The mechanism of PSD is still unclear, which may involve neurobiological pathways, inflammation and apoptosis mechanisms (Robinson and Jorge, 2016; Medeiros et al., 2020). Robinson (Robinson et al., 1984; Narushima et al., 2003) suggested that lesions in the left frontal lobe or left basal ganglia were associated with PSD. And focal brain stimulation using rTMS was only effective when administered to the left dorsolateral prefrontal cortex in patients with vascular depression (Jorge et al., 2008).

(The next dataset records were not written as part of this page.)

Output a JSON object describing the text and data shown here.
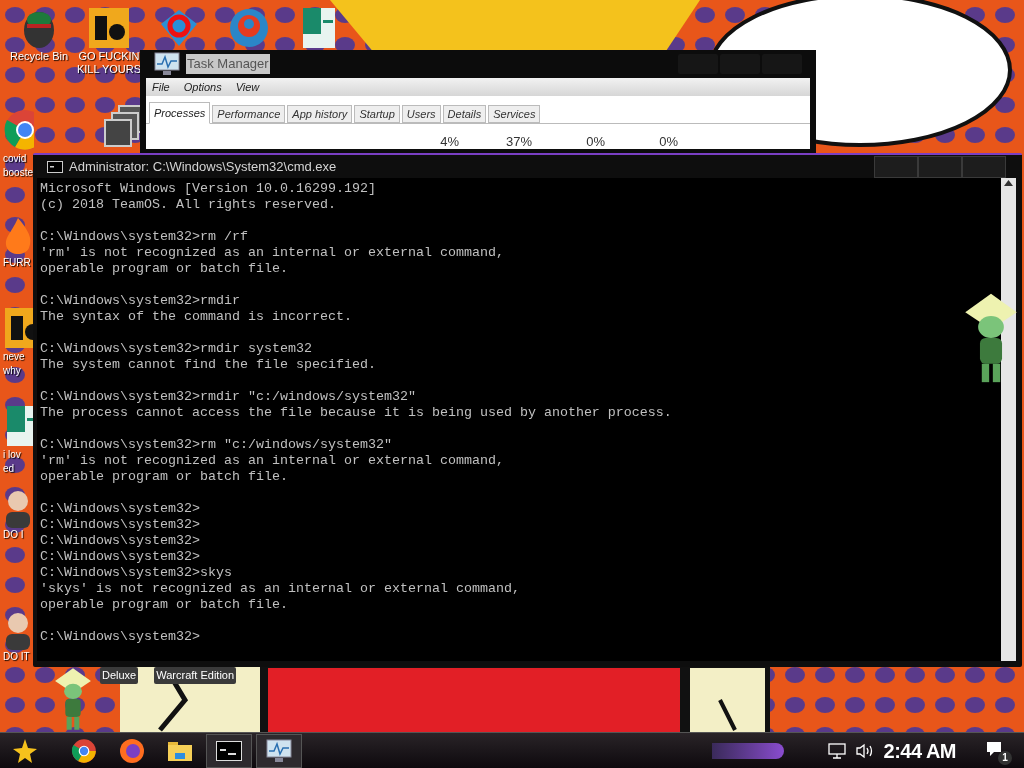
{
  "desktop_icons": [
    {
      "kind": "bin",
      "lines": [
        "Recycle Bin"
      ]
    },
    {
      "kind": "letters",
      "lines": [
        "GO FUCKIN",
        "KILL YOURS"
      ]
    },
    {
      "kind": "number"
    },
    {
      "kind": "ring"
    },
    {
      "kind": "document"
    },
    {
      "kind": "browser",
      "lines": [
        "covid",
        "booste"
      ]
    },
    {
      "kind": "stack"
    },
    {
      "kind": "flame",
      "lines": [
        "FURR"
      ]
    },
    {
      "kind": "letters",
      "lines": [
        "neve",
        "why"
      ]
    },
    {
      "kind": "document",
      "lines": [
        "i lov",
        "ed"
      ]
    },
    {
      "kind": "person",
      "lines": [
        "DO I"
      ]
    },
    {
      "kind": "person",
      "lines": [
        "DO IT"
      ]
    }
  ],
  "desktop_labels": [
    "Deluxe",
    "Warcraft Edition"
  ],
  "task_manager": {
    "title": "Task Manager",
    "menu": [
      "File",
      "Options",
      "View"
    ],
    "tabs": [
      {
        "label": "Processes",
        "selected": true
      },
      {
        "label": "Performance",
        "selected": false
      },
      {
        "label": "App history",
        "selected": false
      },
      {
        "label": "Startup",
        "selected": false
      },
      {
        "label": "Users",
        "selected": false
      },
      {
        "label": "Details",
        "selected": false
      },
      {
        "label": "Services",
        "selected": false
      }
    ],
    "column_values": [
      "4%",
      "37%",
      "0%",
      "0%"
    ]
  },
  "console": {
    "title": "Administrator: C:\\Windows\\System32\\cmd.exe",
    "blocks": [
      [
        "Microsoft Windows [Version 10.0.16299.192]",
        "(c) 2018 TeamOS. All rights reserved."
      ],
      [
        "C:\\Windows\\system32>rm /rf",
        "'rm' is not recognized as an internal or external command,",
        "operable program or batch file."
      ],
      [
        "C:\\Windows\\system32>rmdir",
        "The syntax of the command is incorrect."
      ],
      [
        "C:\\Windows\\system32>rmdir system32",
        "The system cannot find the file specified."
      ],
      [
        "C:\\Windows\\system32>rmdir \"c:/windows/system32\"",
        "The process cannot access the file because it is being used by another process."
      ],
      [
        "C:\\Windows\\system32>rm \"c:/windows/system32\"",
        "'rm' is not recognized as an internal or external command,",
        "operable program or batch file."
      ],
      [
        "C:\\Windows\\system32>",
        "C:\\Windows\\system32>",
        "C:\\Windows\\system32>",
        "C:\\Windows\\system32>",
        "C:\\Windows\\system32>skys",
        "'skys' is not recognized as an internal or external command,",
        "operable program or batch file."
      ],
      [
        "C:\\Windows\\system32>"
      ]
    ]
  },
  "taskbar": {
    "apps": [
      {
        "kind": "browser",
        "selected": false
      },
      {
        "kind": "fox",
        "selected": false
      },
      {
        "kind": "folder",
        "selected": false
      },
      {
        "kind": "console",
        "selected": true
      },
      {
        "kind": "monitor",
        "selected": true
      }
    ],
    "clock": "2:44 AM",
    "notifications": "1"
  }
}
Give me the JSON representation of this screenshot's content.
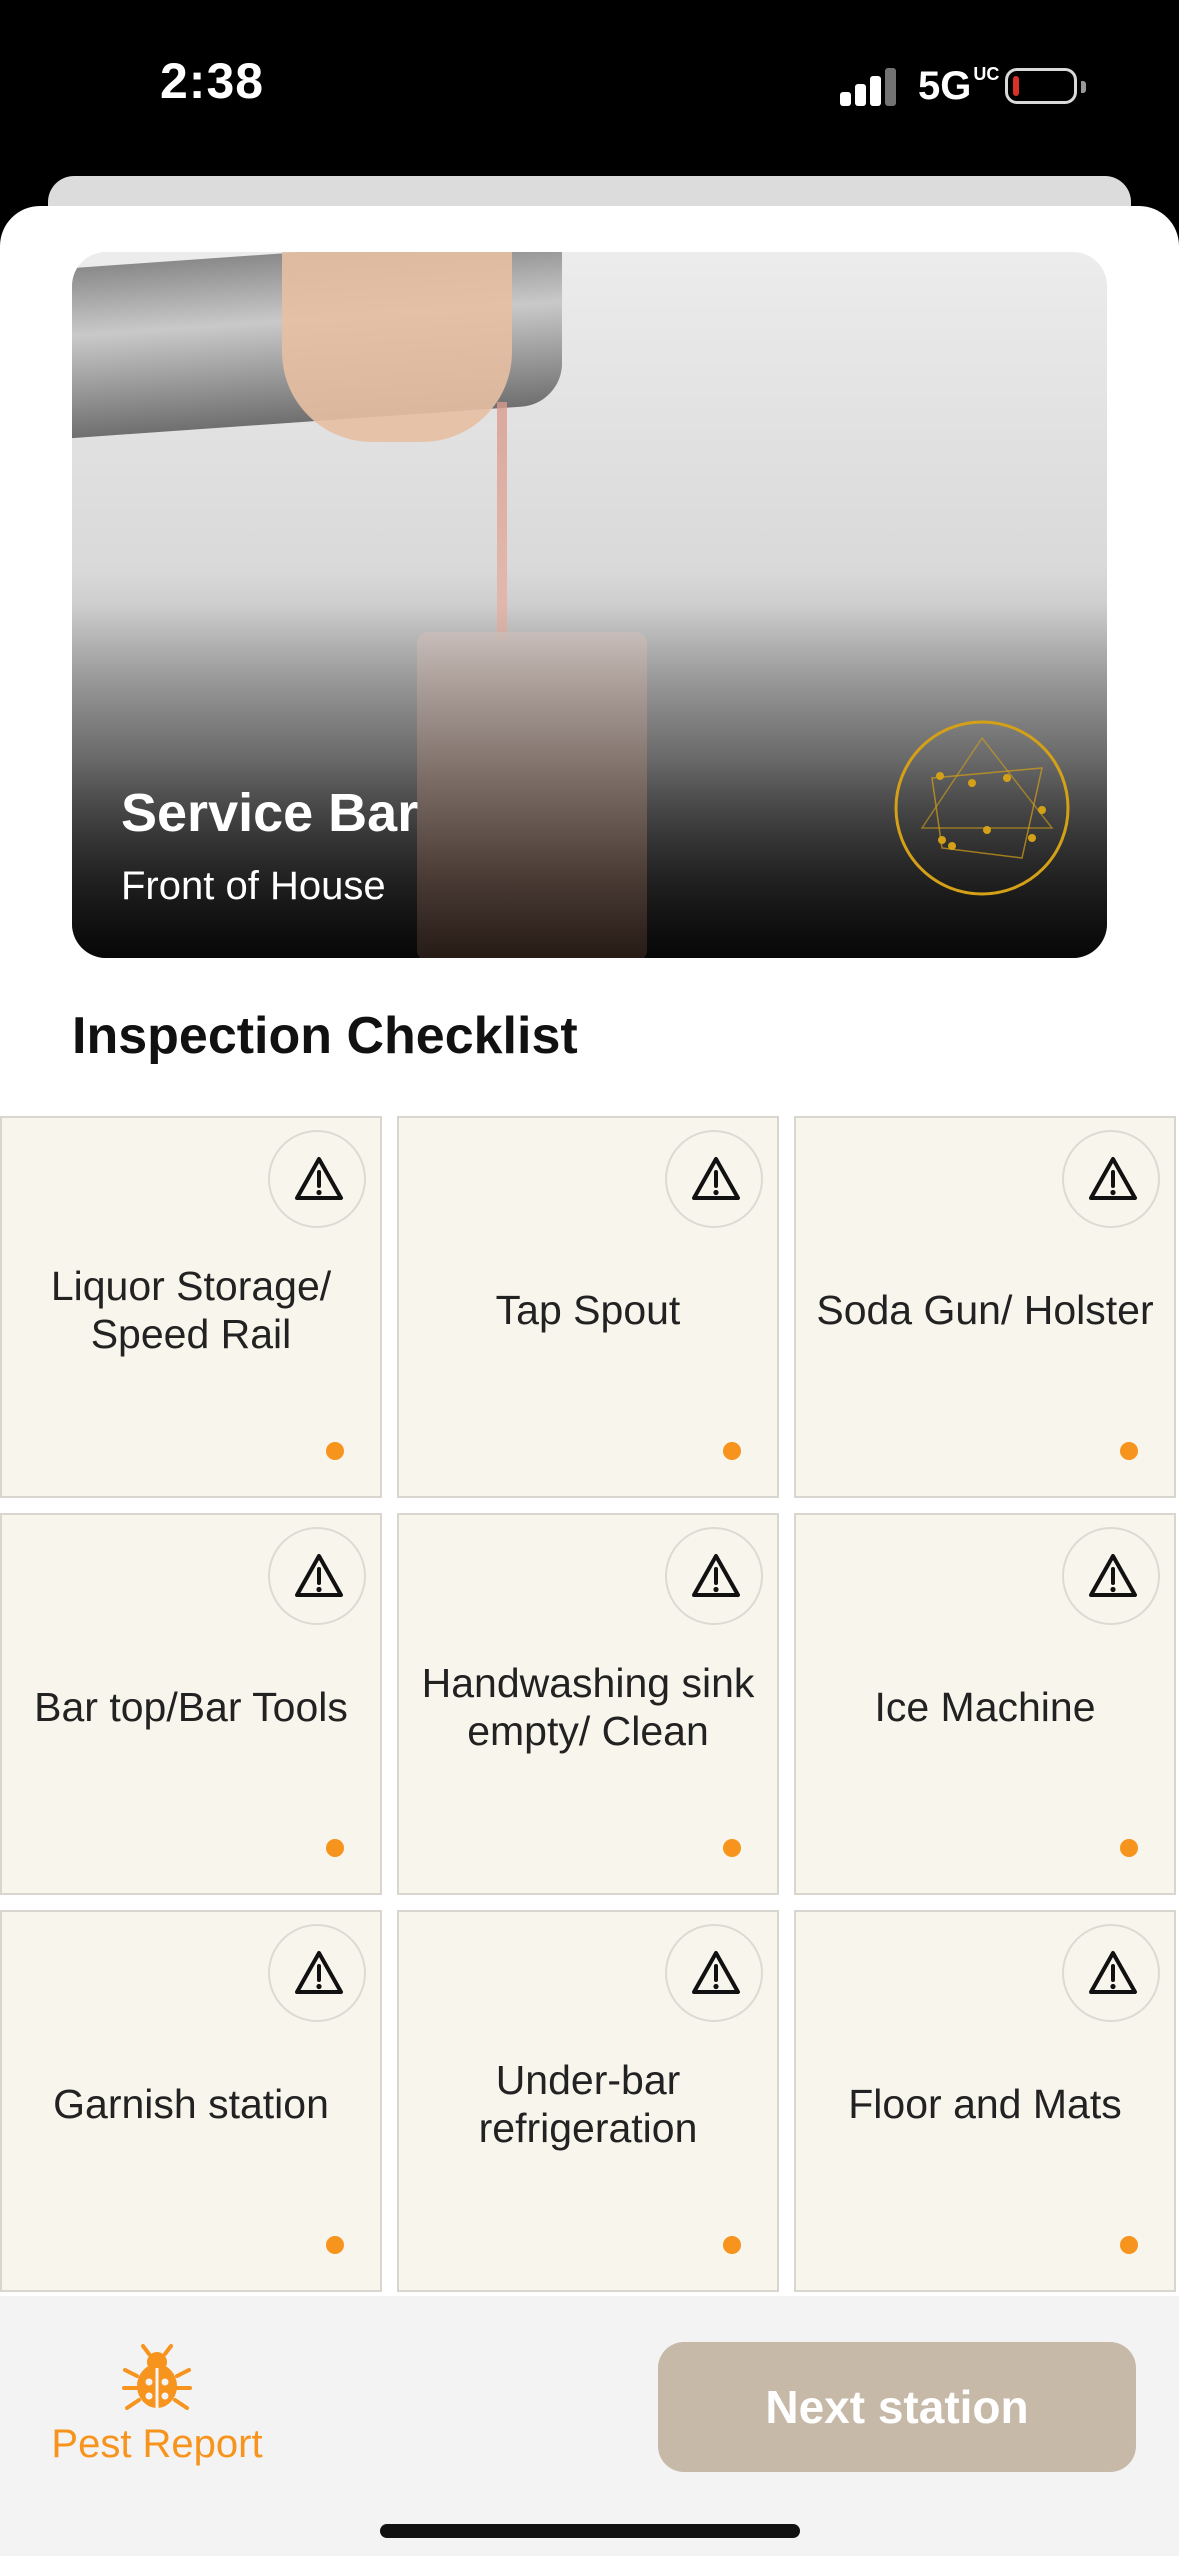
{
  "status_bar": {
    "time": "2:38",
    "network": "5G",
    "network_sup": "UC",
    "battery_color": "#ff3b30"
  },
  "hero": {
    "title": "Service Bar",
    "subtitle": "Front of House"
  },
  "section_title": "Inspection Checklist",
  "checklist": [
    {
      "label": "Liquor Storage/ Speed Rail",
      "status_icon": "warning-icon"
    },
    {
      "label": "Tap Spout",
      "status_icon": "warning-icon"
    },
    {
      "label": "Soda Gun/ Holster",
      "status_icon": "warning-icon"
    },
    {
      "label": "Bar top/Bar Tools",
      "status_icon": "warning-icon"
    },
    {
      "label": "Handwashing sink empty/ Clean",
      "status_icon": "warning-icon"
    },
    {
      "label": "Ice Machine",
      "status_icon": "warning-icon"
    },
    {
      "label": "Garnish station",
      "status_icon": "warning-icon"
    },
    {
      "label": "Under-bar refrigeration",
      "status_icon": "warning-icon"
    },
    {
      "label": "Floor and Mats",
      "status_icon": "warning-icon"
    }
  ],
  "bottom_bar": {
    "pest_label": "Pest Report",
    "next_label": "Next station"
  },
  "colors": {
    "accent": "#f7941d",
    "tile_bg": "#f7f5ec",
    "button_bg": "#c7b9a8"
  }
}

A meta-analysis (Carson et al., 2000) showed that stroke site was not associated with depression, and a study (Wei et al., 2015) suggested a significant association between stroke in the right hemisphere and the incidence of depression. Some studies have hypothesized that stroke lesion area is related to depression degree, which could be explained by some pro-inflammatory factors (Spalletta et al., 2006). For example, the increase of IFN-γleads to the cascade reaction of other pro-inflammatory cytokines IL-6, IL-1βand TNF-α, which aggravates depression. Secondly, IFN-γcan affect the HPA axis (Capuron et al., 2003), leading to increased adrenocortical hormone and cortisol levels, resulting in increased reactive oxides (Altieri et al., 2012; Ferrari and Villa, 2017), which further cause cell death and damage. Proinflammatory factors also stimulate the activity of indoleamine 2, 3-dioxygenase, which degrades tryptophan, the biological precursor of serotonin, into a toxic metabolite (Bansal and Kuhad, 2016). Compared with common depression, PSD is associated with focal ischemia, which leads to programmed cell death, cell swelling, or cell necrosis and a series of complex events related to cellular and molecular mechanisms (Brouns and De Deyn, 2009). Whether the neuroanatomical location of stroke affects depression remains controversial. It remains unknown whether the severity of stroke is positively correlated with the severity of depression, or whether there are differences in depression at different times after stroke. It is hoped that more RCTs will be designed in this direction in the future.

Limitations and Prospects

This meta-analysis emphasized the clinical efficacy and depression improvement of combination therapy in PSD patients but also examined quality of life and safety. However, all included RCTs were from China, which may indicate publication bias. Funnel plot analysis revealed that a study by Liu LB (Liu and Wang, 2020) had significant publication bias due to selective reporting of outcomes. Accordingly, the result should be treated with caution. This meta-analysis was not registered and there may be a small deviation, but we still strictly followed the procedures of systematic evaluation. In addition, some indicators were significantly heterogeneous. Therefore, caution is required for these findings. More basic studies are needed to determine the mechanism underlying the effect of low-frequency TMS combined with antidepressants on depression after stroke. Moreover, large multicenter studies are needed to assess the best frequency and type of depression drugs to promote the final translation of combination treatment into daily clinical practice and guidelines.

Conclusion

Our analysis demonstrate that low-frequency rTMS(10 ≤ Hz) combined with antidepressants tends to be more effective than antidepressants alone in patients with PSD and there are no significant adverse effects. In addition, combined therapy may boost quality of life after stroke. Combination therapy with high-frequency rTMS (>10 Hz) showed no advantage in treating PSD. The transcranial electrical stimulation (TES) combined with antidepressants may be more effective than antidepressants alone. More randomized controlled studies with detailed design for different stroke periods, depression levels and stroke location are needed to verify this conclusion.